When I was a kid, my Mum and Dad always took my sister and I to Reculver. It is a rather strange place that is eerie because of this ruined abbey or what ever a proper historian would call it. The left tower is right by the cliff edge and I used to look out at the blue sea on the summer days we went here. There is a strange bleakness about the place, as though people of the past have gone and this old ruin is like an echo of what was once here. I find it compelling and spooky at the same time and I have great affection for the place because it brings back some of my earliest childhood memories.

On the other side of the building, in the above picture, each tower has an arched stairway entrance that is locked by rusty old metal doors today. When I was a kid in the sixties the ugly metal doors were not there. I used to go up the winding stone steps with my Dad and there is a landing or battlement that goes from one tower to the other, where the central apex is. The two long arched windows are just above the walkway landing. You could look out of them across the sea and I wondered about the Romans, Saxons or Normans, my Dad spoke of, and they must have looked across the sea from the same spot too. It was like standing in the past and I loved it. Every now and then when I have one of those 'coming up for air' moments I drive across the river and up the A2 for Herne Bay and then to this little place called Reculver. I always seem to be able to touch a memory at this lovely spooky place. It has a compelling sadness because it has bygone times that echo in my memory. Not the Romans, Saxons or Normans who left their signatures here, but my own past and all the kind memories of being a kid and not worrying about anything in the world.

You can smell the sea air and the gulls making their usual noises. I always toy with the idea of moving here, but then I think, I might destroy the comforting nostalgic memory I have of the place. The nice things would become lost on me as one starts to take things too much for granted.
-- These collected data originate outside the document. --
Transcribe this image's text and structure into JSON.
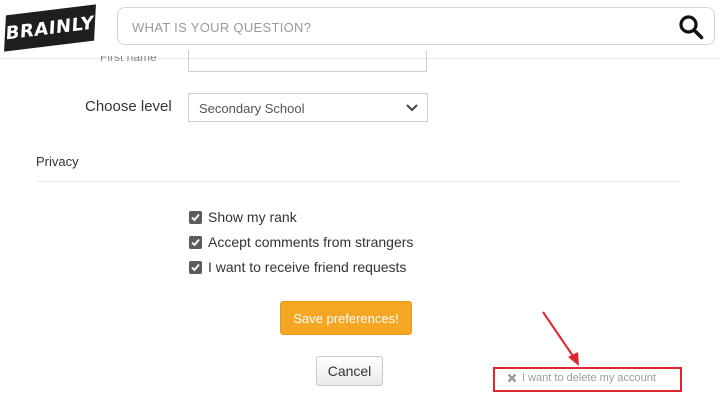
{
  "header": {
    "logo_text": "BRAINLY",
    "search_placeholder": "WHAT IS YOUR QUESTION?",
    "search_icon": "search-icon"
  },
  "form": {
    "cut_field_label": "First name",
    "level_label": "Choose level",
    "level_value": "Secondary School",
    "level_options": [
      "Secondary School"
    ]
  },
  "privacy": {
    "heading": "Privacy",
    "options": [
      {
        "label": "Show my rank",
        "checked": true
      },
      {
        "label": "Accept comments from strangers",
        "checked": true
      },
      {
        "label": "I want to receive friend requests",
        "checked": true
      }
    ]
  },
  "actions": {
    "save_label": "Save preferences!",
    "cancel_label": "Cancel",
    "delete_label": "I want to delete my account"
  },
  "colors": {
    "accent": "#f5a623",
    "highlight": "#e0252e",
    "logo_bg": "#1e1e1e"
  }
}
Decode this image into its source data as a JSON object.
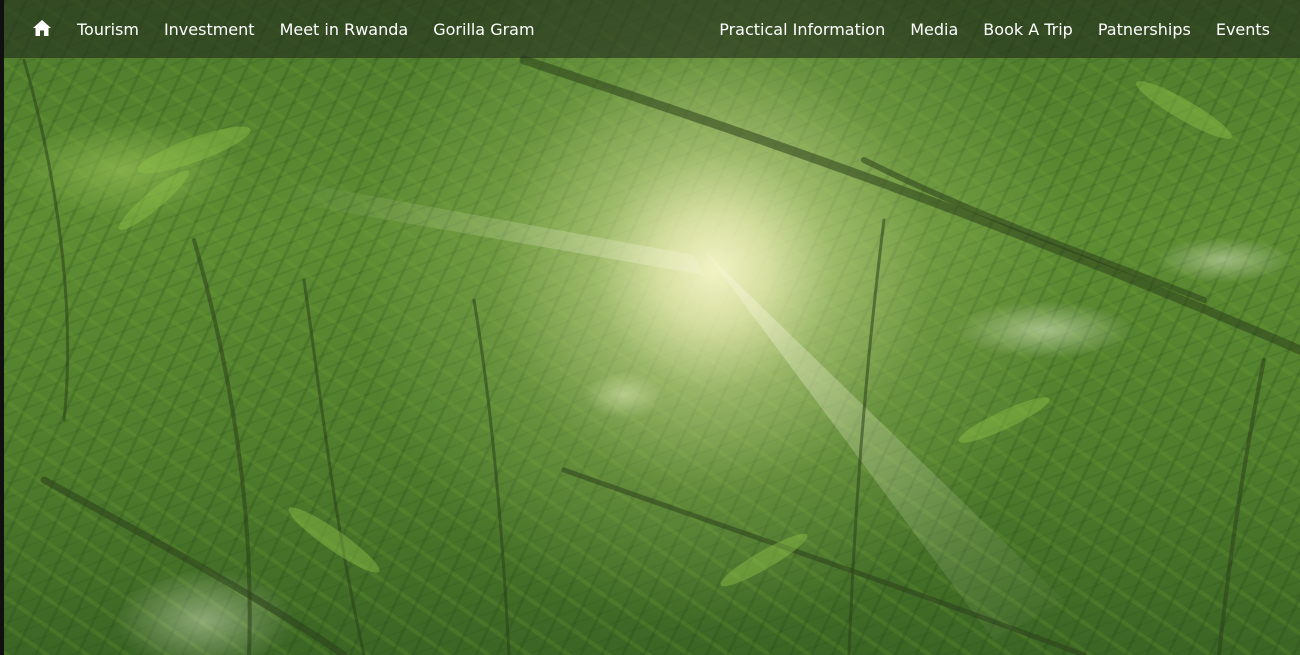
{
  "nav": {
    "home_icon": "home-icon",
    "left_items": [
      "Tourism",
      "Investment",
      "Meet in Rwanda",
      "Gorilla Gram"
    ],
    "right_items": [
      "Practical Information",
      "Media",
      "Book A Trip",
      "Patnerships",
      "Events"
    ]
  },
  "hero": {
    "image": "forest-canopy-sunlight"
  },
  "colors": {
    "nav_background": "#232d1e",
    "nav_text": "#ffffff",
    "foliage": "#5e8d33",
    "sun_glow": "#f5f5c8"
  }
}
I'll just come here to breath the air and think of times past now and then - keep it a special place. 

Carole and I visited the place on the last day of August in 2012. It was a glorious day and we walked around the boundary of the Roman fort that stood here. There was a board showing the layout of the fort and an artist's impression of how it once looked in about 120 AD. Almost half of the fort's area is now reclaimed by the sea, but much of the walls still upon the land are visible. The abbey came about during the latter Dark Ages and then was made more elaborate by the Norman conquerors after 1066 AD.